For days and weeks, Þormóður continues to wander around Ánavík in the Western Settlement, despondent and helpless. As before, better-off men give him a rather chilly reception, if any at all. Worse still, he has been sick for the longest time, from lack of care and eat
ing execrable food. Very often he loses himself in thought, brooding on things hidden from others, and putting off going to the headland to visit the woman said to be living there. Every day he takes long walks by the sea, stopping to sit on rocks on the shore and watching the seals that bear their pups on the skerries, or trying to augur the future from seabirds’ cries. Every day he notices smoke ascending from the rocks at the far end of the headland across the fjord. Every day he walks a bit farther up the fjord than on the previous one, before turning back. One morning he sets out early, and reaches the fjord’s head near midday. There a crofter gives him goat’s milk to drink, and he sits on the hayfield wall for a long time, pondering over which side of the fjord he should walk down. In the end, he decides to walk down the fjord’s far shore, in the cold shadow of the glacier, and sets out toward the headland, more distractedly than determinedly. When he reaches the tip of the headland near evening, the sun is shining in his face. White smoke appears against the sky beneath the sun, and the wind carries the stench of whale oil to his nostrils. At that point, he resolves not to turn back.

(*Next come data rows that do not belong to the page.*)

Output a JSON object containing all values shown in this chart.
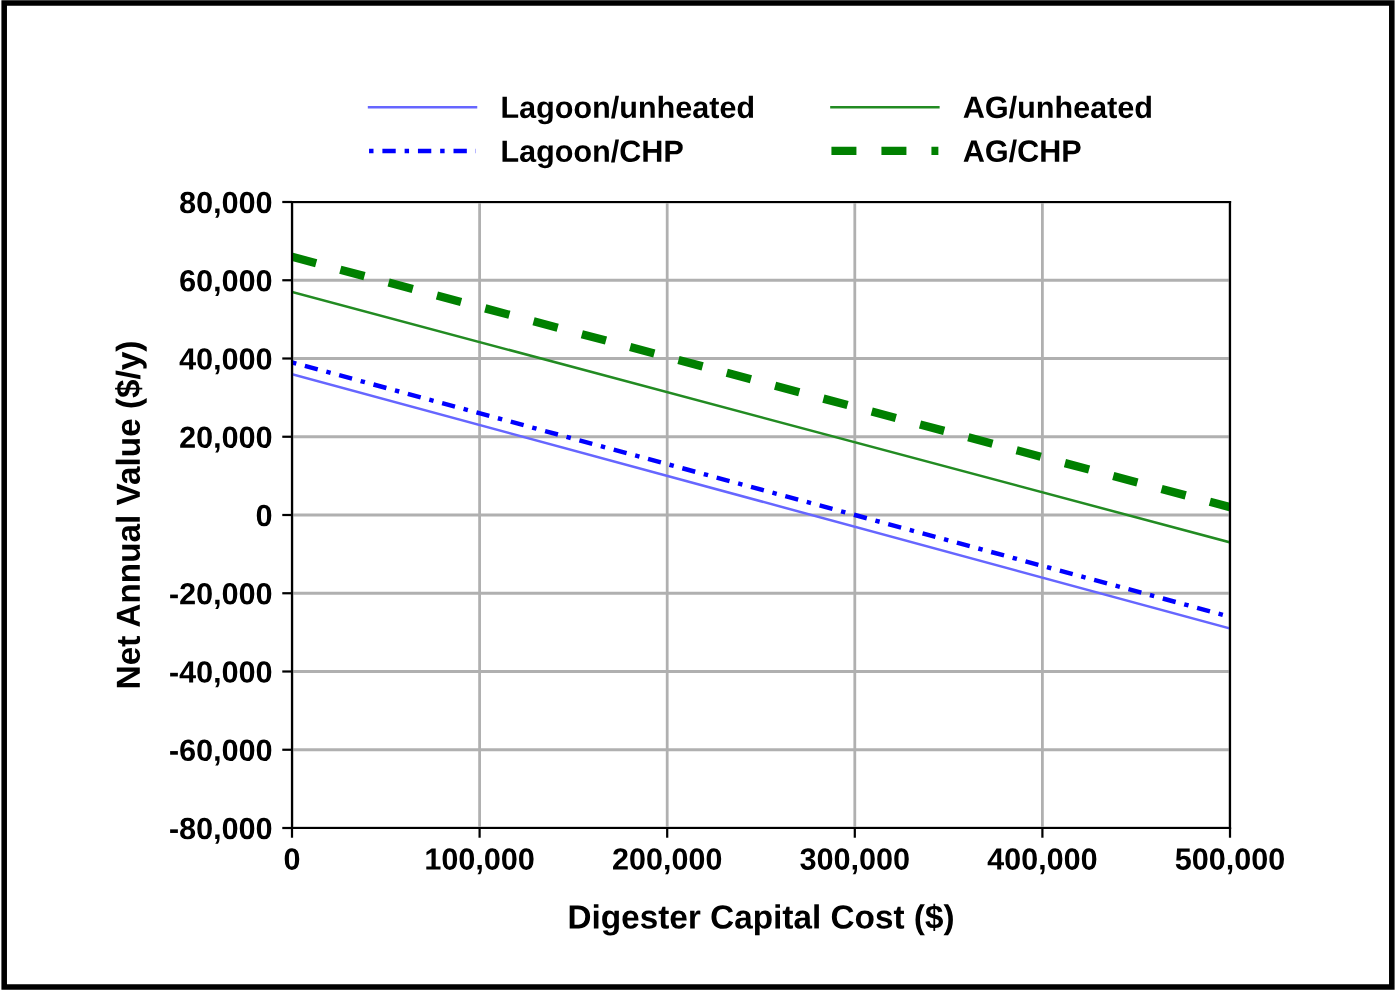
{
  "chart_data": {
    "type": "line",
    "xlabel": "Digester Capital Cost ($)",
    "ylabel": "Net Annual Value ($/y)",
    "xlim": [
      0,
      500000
    ],
    "xticks": [
      {
        "value": 0,
        "label": "0"
      },
      {
        "value": 100000,
        "label": "100,000"
      },
      {
        "value": 200000,
        "label": "200,000"
      },
      {
        "value": 300000,
        "label": "300,000"
      },
      {
        "value": 400000,
        "label": "400,000"
      },
      {
        "value": 500000,
        "label": "500,000"
      }
    ],
    "ylim": [
      -80000,
      80000
    ],
    "yticks": [
      {
        "value": -80000,
        "label": "-80,000"
      },
      {
        "value": -60000,
        "label": "-60,000"
      },
      {
        "value": -40000,
        "label": "-40,000"
      },
      {
        "value": -20000,
        "label": "-20,000"
      },
      {
        "value": 0,
        "label": "0"
      },
      {
        "value": 20000,
        "label": "20,000"
      },
      {
        "value": 40000,
        "label": "40,000"
      },
      {
        "value": 60000,
        "label": "60,000"
      },
      {
        "value": 80000,
        "label": "80,000"
      }
    ],
    "x": [
      0,
      500000
    ],
    "grid": true,
    "legend": "top",
    "marker": "none",
    "series": [
      {
        "name": "Lagoon/unheated",
        "color": "#6666ff",
        "values": [
          36000,
          -29000
        ],
        "line_style": "solid"
      },
      {
        "name": "Lagoon/CHP",
        "color": "#0000ff",
        "values": [
          39000,
          -26000
        ],
        "line_style": "dotted"
      },
      {
        "name": "AG/unheated",
        "color": "#228b22",
        "values": [
          57000,
          -7000
        ],
        "line_style": "solid"
      },
      {
        "name": "AG/CHP",
        "color": "#008000",
        "values": [
          66000,
          2000
        ],
        "line_style": "dashed"
      }
    ]
  }
}
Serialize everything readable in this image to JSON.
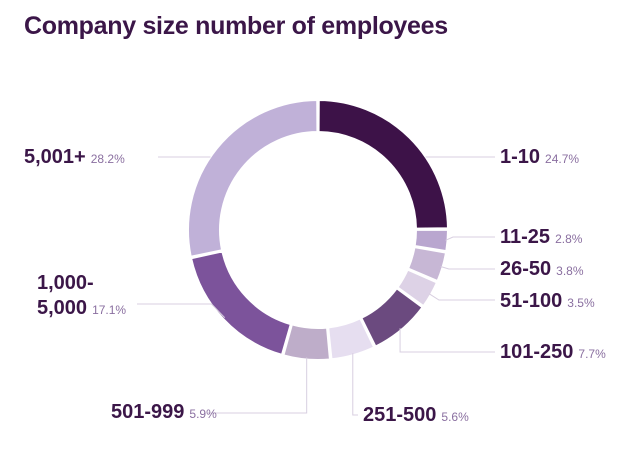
{
  "title": "Company size number of employees",
  "chart_data": {
    "type": "pie",
    "title": "Company size number of employees",
    "donut": true,
    "slices": [
      {
        "label": "1-10",
        "value": 24.7,
        "pct_label": "24.7%",
        "color": "#3d1248"
      },
      {
        "label": "11-25",
        "value": 2.8,
        "pct_label": "2.8%",
        "color": "#b9a6cf"
      },
      {
        "label": "26-50",
        "value": 3.8,
        "pct_label": "3.8%",
        "color": "#c7b7d5"
      },
      {
        "label": "51-100",
        "value": 3.5,
        "pct_label": "3.5%",
        "color": "#ddd2e6"
      },
      {
        "label": "101-250",
        "value": 7.7,
        "pct_label": "7.7%",
        "color": "#6b4a7f"
      },
      {
        "label": "251-500",
        "value": 5.6,
        "pct_label": "5.6%",
        "color": "#e6def0"
      },
      {
        "label": "501-999",
        "value": 5.9,
        "pct_label": "5.9%",
        "color": "#beadc9"
      },
      {
        "label_line1": "1,000-",
        "label_line2": "5,000",
        "value": 17.1,
        "pct_label": "17.1%",
        "color": "#7c539b"
      },
      {
        "label": "5,001+",
        "value": 28.2,
        "pct_label": "28.2%",
        "color": "#c0b1d8"
      }
    ]
  }
}
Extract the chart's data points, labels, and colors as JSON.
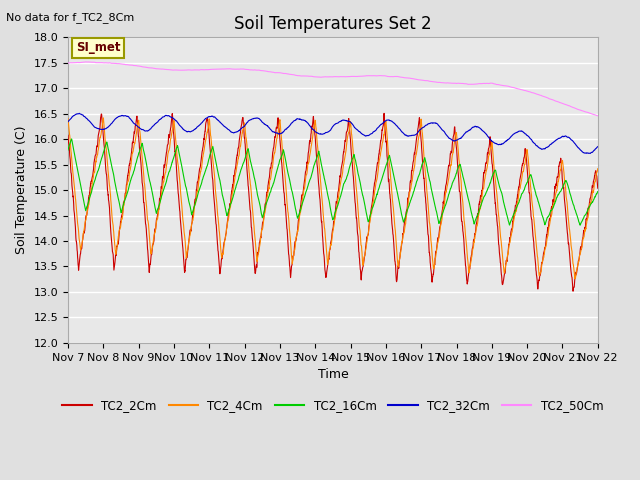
{
  "title": "Soil Temperatures Set 2",
  "no_data_label": "No data for f_TC2_8Cm",
  "xlabel": "Time",
  "ylabel": "Soil Temperature (C)",
  "ylim": [
    12.0,
    18.0
  ],
  "yticks": [
    12.0,
    12.5,
    13.0,
    13.5,
    14.0,
    14.5,
    15.0,
    15.5,
    16.0,
    16.5,
    17.0,
    17.5,
    18.0
  ],
  "xtick_labels": [
    "Nov 7",
    "Nov 8",
    "Nov 9",
    "Nov 10",
    "Nov 11",
    "Nov 12",
    "Nov 13",
    "Nov 14",
    "Nov 15",
    "Nov 16",
    "Nov 17",
    "Nov 18",
    "Nov 19",
    "Nov 20",
    "Nov 21",
    "Nov 22"
  ],
  "background_color": "#e0e0e0",
  "plot_background": "#e8e8e8",
  "grid_color": "#ffffff",
  "series": {
    "TC2_2Cm": {
      "color": "#cc0000",
      "linewidth": 0.8
    },
    "TC2_4Cm": {
      "color": "#ff8800",
      "linewidth": 0.8
    },
    "TC2_16Cm": {
      "color": "#00cc00",
      "linewidth": 0.8
    },
    "TC2_32Cm": {
      "color": "#0000cc",
      "linewidth": 0.8
    },
    "TC2_50Cm": {
      "color": "#ff88ff",
      "linewidth": 0.8
    }
  },
  "legend_box_color": "#ffffcc",
  "legend_box_edge": "#999900",
  "si_met_label": "SI_met",
  "title_fontsize": 12,
  "axis_label_fontsize": 9,
  "tick_fontsize": 8
}
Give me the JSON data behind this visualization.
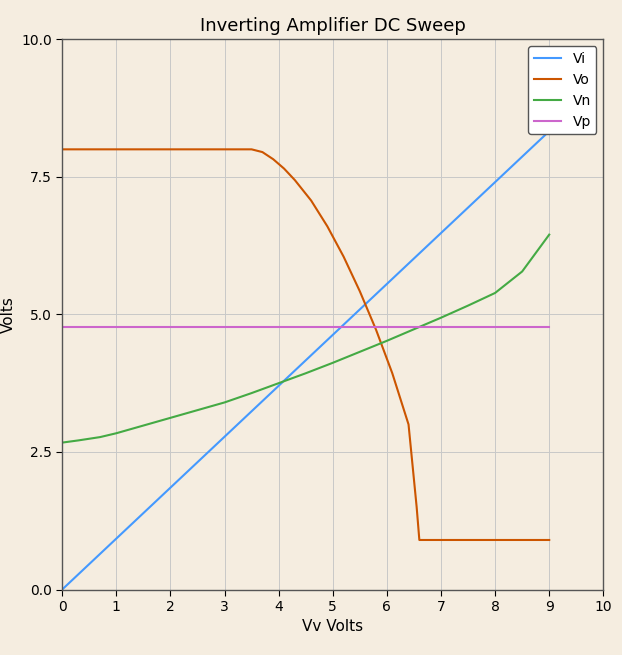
{
  "title": "Inverting Amplifier DC Sweep",
  "xlabel": "Vv Volts",
  "ylabel": "Volts",
  "xlim": [
    0,
    10
  ],
  "ylim": [
    0.0,
    10.0
  ],
  "yticks": [
    0.0,
    2.5,
    5.0,
    7.5,
    10.0
  ],
  "xticks": [
    0,
    1,
    2,
    3,
    4,
    5,
    6,
    7,
    8,
    9,
    10
  ],
  "background_color": "#f5ede0",
  "grid_color": "#c8c8c8",
  "legend_loc": "upper right",
  "Vi": {
    "color": "#4499ff",
    "label": "Vi",
    "x": [
      0,
      9.0
    ],
    "y": [
      0.0,
      8.33
    ]
  },
  "Vo": {
    "color": "#cc5500",
    "label": "Vo",
    "x": [
      0,
      3.5,
      3.7,
      3.9,
      4.1,
      4.3,
      4.6,
      4.9,
      5.2,
      5.5,
      5.8,
      6.1,
      6.4,
      6.55,
      6.6,
      9.0
    ],
    "y": [
      8.0,
      8.0,
      7.95,
      7.82,
      7.65,
      7.44,
      7.07,
      6.6,
      6.05,
      5.42,
      4.72,
      3.93,
      3.0,
      1.5,
      0.9,
      0.9
    ]
  },
  "Vn": {
    "color": "#44aa44",
    "label": "Vn",
    "x": [
      0,
      0.3,
      0.7,
      1.0,
      1.5,
      2.0,
      2.5,
      3.0,
      3.5,
      4.0,
      4.5,
      5.0,
      5.5,
      6.0,
      6.5,
      7.0,
      7.5,
      8.0,
      8.5,
      9.0
    ],
    "y": [
      2.67,
      2.71,
      2.77,
      2.84,
      2.98,
      3.12,
      3.26,
      3.4,
      3.57,
      3.75,
      3.93,
      4.12,
      4.32,
      4.52,
      4.73,
      4.94,
      5.16,
      5.39,
      5.78,
      6.45
    ]
  },
  "Vp": {
    "color": "#cc66cc",
    "label": "Vp",
    "x": [
      0,
      9.0
    ],
    "y": [
      4.78,
      4.78
    ]
  }
}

A man is sitting among bare rocks by a stone hearth, with two kettles over the fire. In one he is rendering liver, and in the other, blubber, feeding the fire with seaweed and driftwood. This old fellow has not groomed his beard or hair for many years, but his eyes, keen as a hawk’s, can be seen gleaming beneath his extremely shaggy brows. A large, finely-made knife, smeared with blood and blubber, lies on one of the hearthstones.
Þormóður Kolbrúnarskáld greets the man at the hearth, unfastens his own sword and lays it on the hearthstone nearest him, and then lies back on the rocks, winded from his walk. The man does not look up from his oil.